EPISODE INFO
HOST: Michael Jonas
GUESTS: Jim Peyser
POLITICAL DEBATE THESE days looks more often like trench warfare than reasoned discourse on the pros and cons of important policy proposals. In our age of hyper-polarization, political adversaries are treated more like blood enemies, and issues are often characterized in absolute terms as black-and-white matters of right and wrong, even when they’re often far more complicated than that.
Jim Peyser says a healthy, well-functioning democracy depends on us getting out of this cycle of vitriol and restoring a measure of civil discourse to our debates. His day job for all eight years of Charlie Baker’s tenure as governor was secretary of education. But Peyser, whose dad was a congressman from New York in the 1970s and early 1980s – and showed serious bipartisanship by switching parties during that time, from Republican to Democrat – has a deep interest in civic life and in finding ways to bridge some of the divide that has turned political debate into winner-take-all blood sport.
“We’re essentially shouting at each other across the divide,” says Peyser, who joined CommonWealth Beacon executive editor Michael Jonas this week on The Codcast. Our positions on issues have been reduced to bumper sticker slogans, he said, “which is essentially crowding out or making it impossible to have an actual conversation around the issues themselves, the problems we’re trying to solve, and what some of the solutions might be.”

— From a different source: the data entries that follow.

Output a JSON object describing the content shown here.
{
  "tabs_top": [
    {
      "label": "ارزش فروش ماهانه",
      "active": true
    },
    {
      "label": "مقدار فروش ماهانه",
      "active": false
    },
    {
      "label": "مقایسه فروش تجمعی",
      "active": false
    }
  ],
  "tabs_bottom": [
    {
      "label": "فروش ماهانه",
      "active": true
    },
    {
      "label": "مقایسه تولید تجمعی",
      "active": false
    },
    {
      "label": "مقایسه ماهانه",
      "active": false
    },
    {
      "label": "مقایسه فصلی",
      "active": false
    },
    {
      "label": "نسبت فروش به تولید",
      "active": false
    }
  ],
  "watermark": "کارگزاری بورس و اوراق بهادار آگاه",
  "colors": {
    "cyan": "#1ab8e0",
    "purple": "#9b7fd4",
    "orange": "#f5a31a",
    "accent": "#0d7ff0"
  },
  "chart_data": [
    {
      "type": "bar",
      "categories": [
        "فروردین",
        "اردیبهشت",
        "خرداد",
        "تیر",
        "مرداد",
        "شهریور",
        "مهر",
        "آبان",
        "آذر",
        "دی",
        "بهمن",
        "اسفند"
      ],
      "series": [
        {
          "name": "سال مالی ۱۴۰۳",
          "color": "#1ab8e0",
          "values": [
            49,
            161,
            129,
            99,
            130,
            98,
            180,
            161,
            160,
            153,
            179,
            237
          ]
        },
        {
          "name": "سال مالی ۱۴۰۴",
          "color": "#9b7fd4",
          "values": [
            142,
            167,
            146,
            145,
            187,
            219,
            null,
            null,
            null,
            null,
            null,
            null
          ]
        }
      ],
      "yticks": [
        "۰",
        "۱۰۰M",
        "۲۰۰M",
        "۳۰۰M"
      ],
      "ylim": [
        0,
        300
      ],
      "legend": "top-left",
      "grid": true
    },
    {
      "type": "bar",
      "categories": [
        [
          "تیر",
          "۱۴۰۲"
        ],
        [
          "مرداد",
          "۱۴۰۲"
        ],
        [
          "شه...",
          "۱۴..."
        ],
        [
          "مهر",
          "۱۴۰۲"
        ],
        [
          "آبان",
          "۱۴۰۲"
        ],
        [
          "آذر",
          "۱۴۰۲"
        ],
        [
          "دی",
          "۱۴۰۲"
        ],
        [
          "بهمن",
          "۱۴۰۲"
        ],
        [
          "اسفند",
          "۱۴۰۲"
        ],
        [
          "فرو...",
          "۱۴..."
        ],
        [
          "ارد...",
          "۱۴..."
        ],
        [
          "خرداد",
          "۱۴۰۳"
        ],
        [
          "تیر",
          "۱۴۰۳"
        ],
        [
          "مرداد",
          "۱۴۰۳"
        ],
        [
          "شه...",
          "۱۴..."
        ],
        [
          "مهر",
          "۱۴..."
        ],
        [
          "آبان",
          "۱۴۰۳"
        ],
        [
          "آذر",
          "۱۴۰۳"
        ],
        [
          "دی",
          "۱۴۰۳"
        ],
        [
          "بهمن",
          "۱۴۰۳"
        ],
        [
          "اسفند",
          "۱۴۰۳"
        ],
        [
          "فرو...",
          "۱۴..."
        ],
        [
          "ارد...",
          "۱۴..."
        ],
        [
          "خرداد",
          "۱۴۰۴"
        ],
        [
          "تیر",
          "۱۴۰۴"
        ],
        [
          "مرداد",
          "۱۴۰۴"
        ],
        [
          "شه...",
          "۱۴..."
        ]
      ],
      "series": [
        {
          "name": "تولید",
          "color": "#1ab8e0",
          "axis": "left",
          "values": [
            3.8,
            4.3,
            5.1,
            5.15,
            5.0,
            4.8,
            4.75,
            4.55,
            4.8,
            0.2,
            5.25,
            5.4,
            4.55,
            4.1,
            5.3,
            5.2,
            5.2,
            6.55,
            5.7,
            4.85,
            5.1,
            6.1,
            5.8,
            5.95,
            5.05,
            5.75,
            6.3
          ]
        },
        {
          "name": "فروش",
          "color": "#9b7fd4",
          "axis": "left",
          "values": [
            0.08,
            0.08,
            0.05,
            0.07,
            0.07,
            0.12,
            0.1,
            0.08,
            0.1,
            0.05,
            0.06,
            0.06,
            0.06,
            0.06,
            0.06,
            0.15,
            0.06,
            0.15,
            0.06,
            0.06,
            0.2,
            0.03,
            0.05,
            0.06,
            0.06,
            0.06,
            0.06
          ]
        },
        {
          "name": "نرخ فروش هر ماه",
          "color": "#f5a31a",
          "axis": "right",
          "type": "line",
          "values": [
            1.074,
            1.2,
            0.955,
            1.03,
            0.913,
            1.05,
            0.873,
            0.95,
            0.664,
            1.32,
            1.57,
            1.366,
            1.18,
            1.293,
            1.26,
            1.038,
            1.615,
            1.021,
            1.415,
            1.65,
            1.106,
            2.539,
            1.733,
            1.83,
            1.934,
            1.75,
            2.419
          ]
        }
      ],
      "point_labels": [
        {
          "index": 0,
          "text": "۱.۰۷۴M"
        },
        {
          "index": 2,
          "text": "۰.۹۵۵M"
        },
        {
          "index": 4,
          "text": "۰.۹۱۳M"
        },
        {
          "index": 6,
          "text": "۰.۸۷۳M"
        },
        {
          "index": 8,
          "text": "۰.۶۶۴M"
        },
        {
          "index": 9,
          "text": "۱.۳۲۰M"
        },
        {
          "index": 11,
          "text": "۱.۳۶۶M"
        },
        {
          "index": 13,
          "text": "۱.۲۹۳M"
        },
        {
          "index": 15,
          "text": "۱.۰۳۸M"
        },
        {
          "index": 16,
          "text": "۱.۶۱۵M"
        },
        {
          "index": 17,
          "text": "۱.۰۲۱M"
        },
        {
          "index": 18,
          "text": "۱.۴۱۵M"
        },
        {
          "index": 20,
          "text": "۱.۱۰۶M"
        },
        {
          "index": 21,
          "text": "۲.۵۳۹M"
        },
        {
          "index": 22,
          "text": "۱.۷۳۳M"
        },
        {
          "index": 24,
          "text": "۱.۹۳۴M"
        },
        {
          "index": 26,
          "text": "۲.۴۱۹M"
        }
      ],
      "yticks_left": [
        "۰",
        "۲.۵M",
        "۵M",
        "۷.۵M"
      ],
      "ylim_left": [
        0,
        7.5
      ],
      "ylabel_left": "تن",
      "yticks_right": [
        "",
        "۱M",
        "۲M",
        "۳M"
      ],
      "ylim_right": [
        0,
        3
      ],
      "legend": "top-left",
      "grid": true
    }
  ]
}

Over the past year, Peyser has written a dozen issue briefs for CommonWealth Beacon in which he tries to show just what he means – taking on contentious issues facing the state that range from rent control to natural gas pipelines and proposals for a prison construction moratorium. He shows how arguments often come down to balancing trade-offs rather than the moralistic right-or-wrong framing used by those pushing each side most vehemently. (Read Peyser’s concluding essay here, which has links at the end to all 12 issue briefs as well as the two essays he wrote to launch the series that described the polarized state we are in – and how we might begin to chart a course out of it.)
As to whether Donald Trump is the cause or consequence of our poisoned polity, Peyser says “both.”
“He’s an accelerant. But he didn’t come from nowhere,” Peyser says, dating the coming apart to at least the 1990s.
Peyser says we are in a more polarized time. But he also agrees with the arguments being made that the center of political gravity nonetheless is in, well, in the center. (A recent New York Times editorial made that case, as does a national report issued last month by a center-left group of Democrats, co-authored by Massachusetts activist Liam Kerr.)
“I do think that the large majority of people are closer to one another than they think,” Peyser says, “and that the extent to which they can’t talk to each other or see each other or see the other side as the enemy – it has to do with some assumptions that are made about who’s saying what and what underlies their positions as opposed to actual engagement in a particular subject on a particular topic.”
Voters’ view on a particular statement, for example, will be different if they are told it was said by Trump or by Joe Biden, Peyser notes.
As for what it will take to shift the political discourse toward a healthier give and take, “I don’t think there’s a quick fix or silver bullet,” Peyser says. He thinks there are some “structural reforms” that might help. “I am intrigued by the idea of open primaries as a way of limiting the impact of the extremes of either party in terms of driving the candidates that the general election tends to ultimately get to choose from,” he says. (Open primaries are the subject of one of the ballot questions being proposed for the 2026 Massachusetts election.)
“By the same token,” Peyser says, “I think it’s a cultural shift that’s just going to have to happen over time. There’s some efforts underway to try to stimulate some of that, some discussions across difference and across party lines. And those are all good. They’re all small-scale now and hopefully they’ll get bigger and have bigger impact. But I think, in some ways, it’s unfortunately hard to see a path through this other than sort of the day-to-day slog of trying to be more reasonable, both in terms of how we talk about issues, but, importantly, how we talk to and relate to one another.”
During the episode, Jonas and Peyser discuss how robust debate can take a turn for the toxic (3:00), the genesis of Peyser’s series on bridging divides (11:30), and how so many voters seemed to hit “burn it down” on both sides of the aisle (23:30).